Nunatsiaq Online
NEWS: Around the Arctic July 30, 2015 - 2:31 pm

Inuit org boss heaps praise on Valcourt’s NNC re-announcement

NTI wants in on the NNC decision-making process

NUNATSIAQ NEWS
Chuck Strahl, then the AAND minister, and Nunavut MP Leona Aglukkaq announcing the Nutrition North Canada program at an May 2010 news conference in Iqaluit. (FILE PHOTO)
Chuck Strahl, then the AAND minister, and Nunavut MP Leona Aglukkaq announcing the Nutrition North Canada program at an May 2010 news conference in Iqaluit. (FILE PHOTO)

Cathy Towtongie, the president of Nunavut Tunngavik Inc., said July 30 that she welcomes a move re-announced by Aboriginal Affairs and Northern Development Minister Bernard Valcourt on July 27 that would list Nutrition North Canada savings on sales receipts next year.

“Minister Valcourt’s decision is a step in the right direction.

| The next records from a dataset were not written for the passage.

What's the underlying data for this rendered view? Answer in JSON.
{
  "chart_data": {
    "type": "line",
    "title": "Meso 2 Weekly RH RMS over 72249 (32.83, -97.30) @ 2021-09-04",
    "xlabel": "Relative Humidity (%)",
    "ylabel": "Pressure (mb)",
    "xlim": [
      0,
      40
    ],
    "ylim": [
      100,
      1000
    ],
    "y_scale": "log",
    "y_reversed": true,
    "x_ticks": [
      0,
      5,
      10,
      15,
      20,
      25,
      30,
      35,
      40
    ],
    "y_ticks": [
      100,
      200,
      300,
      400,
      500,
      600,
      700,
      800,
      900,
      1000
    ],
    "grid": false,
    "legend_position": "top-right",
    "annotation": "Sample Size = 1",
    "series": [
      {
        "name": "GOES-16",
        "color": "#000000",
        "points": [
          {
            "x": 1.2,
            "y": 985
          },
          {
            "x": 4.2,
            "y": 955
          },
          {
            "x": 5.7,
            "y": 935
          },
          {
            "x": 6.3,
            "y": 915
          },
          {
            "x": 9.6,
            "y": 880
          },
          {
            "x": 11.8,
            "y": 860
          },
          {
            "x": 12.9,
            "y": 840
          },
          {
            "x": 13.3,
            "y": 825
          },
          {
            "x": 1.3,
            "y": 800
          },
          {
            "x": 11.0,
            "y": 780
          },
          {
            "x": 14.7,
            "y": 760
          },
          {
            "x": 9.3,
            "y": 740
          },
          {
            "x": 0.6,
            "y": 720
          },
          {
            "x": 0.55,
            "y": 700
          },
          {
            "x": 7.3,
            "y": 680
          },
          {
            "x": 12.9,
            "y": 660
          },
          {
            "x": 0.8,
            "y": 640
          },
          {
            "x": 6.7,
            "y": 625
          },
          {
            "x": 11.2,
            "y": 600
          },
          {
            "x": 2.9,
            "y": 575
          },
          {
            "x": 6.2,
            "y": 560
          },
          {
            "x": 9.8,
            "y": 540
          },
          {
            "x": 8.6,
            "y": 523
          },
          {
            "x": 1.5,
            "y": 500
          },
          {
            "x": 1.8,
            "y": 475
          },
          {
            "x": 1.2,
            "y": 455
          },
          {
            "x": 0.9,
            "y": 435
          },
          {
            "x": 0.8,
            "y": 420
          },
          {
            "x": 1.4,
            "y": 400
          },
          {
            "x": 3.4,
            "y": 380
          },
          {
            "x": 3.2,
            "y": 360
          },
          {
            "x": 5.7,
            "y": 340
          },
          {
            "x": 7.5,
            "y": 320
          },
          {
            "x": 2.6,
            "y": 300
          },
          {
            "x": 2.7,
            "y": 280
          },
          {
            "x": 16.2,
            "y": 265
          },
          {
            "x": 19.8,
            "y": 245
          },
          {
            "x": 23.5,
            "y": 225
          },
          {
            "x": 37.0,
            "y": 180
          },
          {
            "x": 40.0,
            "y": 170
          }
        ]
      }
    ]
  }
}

This change will allow Inuit to see exactly how this government subsidy is being used to reduce the extremely high cost of food in our communities,” Towtongie said in a news release.

This past July 27, Valcourt re-announced a widely-anticipated change to NNC that his department’s officials had already confirmed months ago.

As of April 1 next year, food retailers that use the Nutrition North air freight subsidy must print the amount of NNC subsidy on customer sales receipts.

That’s in reaction to an embarrassing report on NNC that the Auditor General of Canada, Michael Ferguson, released Nov. 25, 2014.

In it, Ferguson found the federal government does not verify that retailers pass the full value of the NNC subsidy on to customers.

This past March, the NNC Advisory Board chimed in and recommended that subsidy amounts be printed on customer sales receipts.

And at a public meeting of the advisory board in Iqaluit, Stephen Van Dine, an assistant deputy minister at AAND, confirmed the department had already agreed to imposing that measure on retailers.

In the NTI news release, Towtongie said “Inuit” want more changes to give them direct involvement in the NNC program’s decision-making process.

That includes giving NTI a direct say on any decisions related to any redesign of the program.

“NTI plans to continue to exert strong pressure on the current government, as well as the next government,” Towtongie said.